The Welsh government has pledged funding for new wards, critical care facilities and four operating theatres.
The four-ward hospital opened at Heath in 2005 but funding issues have had to be resolved before further expansion could be agreed.
Health officials said it was a "final step" in a decade of work by health managers, government and fund-raisers.
An outpatient department, a critical care unit and radiology department will also be created.
Work will begin immediately and is expected to be completed by 2015.
On a visit to the site for the five-storey building, Health Minister Lesley Griffiths said it was hoped the hospital would provide world-class care.
"The first phase of the Children's Hospital has already made a huge difference to the lives of thousands of children from across Wales, providing excellent care and support for their families," she said.
"The second phase will mean that all children and young people will receive their care in modern, purpose-built settings, enabling more services to be provided in Wales for the children of Wales."
The development will also include an eye clinic and a private garden for patients and their families.
Chairman of the Noah's Ark Appeal Lyn Jones was delighted by the news.
"With these vital funds we will ensure that children in Wales receive the very best healthcare possible.
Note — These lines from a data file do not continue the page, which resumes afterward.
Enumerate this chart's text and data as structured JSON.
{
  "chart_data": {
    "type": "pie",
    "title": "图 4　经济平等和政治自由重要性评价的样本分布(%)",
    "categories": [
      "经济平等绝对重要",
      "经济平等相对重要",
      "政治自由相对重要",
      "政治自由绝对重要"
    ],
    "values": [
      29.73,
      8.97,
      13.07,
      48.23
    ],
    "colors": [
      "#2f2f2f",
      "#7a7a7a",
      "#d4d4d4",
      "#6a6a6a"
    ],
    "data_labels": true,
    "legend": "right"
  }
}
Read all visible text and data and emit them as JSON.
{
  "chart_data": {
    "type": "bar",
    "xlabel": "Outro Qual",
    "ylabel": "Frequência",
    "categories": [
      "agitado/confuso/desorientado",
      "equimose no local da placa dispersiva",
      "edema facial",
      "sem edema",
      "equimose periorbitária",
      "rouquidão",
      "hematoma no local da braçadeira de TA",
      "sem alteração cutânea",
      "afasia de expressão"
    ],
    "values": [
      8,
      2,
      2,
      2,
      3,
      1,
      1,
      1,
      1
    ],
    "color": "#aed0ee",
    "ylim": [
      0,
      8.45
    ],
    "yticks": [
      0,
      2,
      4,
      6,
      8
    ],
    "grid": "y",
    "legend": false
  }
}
This is the best Christmas gift we could have asked for," he said.
The scheme was given a boost last year with a visit from Hollywood couple Catherine Zeta Jones and Michael Douglas.
The Swansea-born actress officially opened the Children's Hospital for Wales back in 2006.
Her return, alongside her actor husband, coincided with the 10th anniversary of the original Noah's Ark Appeal.
Cardiff and Vale UHB chairman David Francis said it was the "final step" in the process of making the concept of the Children's Hospital for Wales a reality.
"The approval of the full business case marks the culmination of more than a decade of work by the UHB and its predecessor organisations, the Welsh government and significantly the Noah's Ark Appeal, without whose tireless support the first phase of the Children's Hospital of Wales would not have come to fruition," he said.
The first phase of the project included two 25-bed medical wards and one 16-bed paediatric cancer ward.
It cost £9m, with half provided by the Welsh government and the rest matched by the appeal.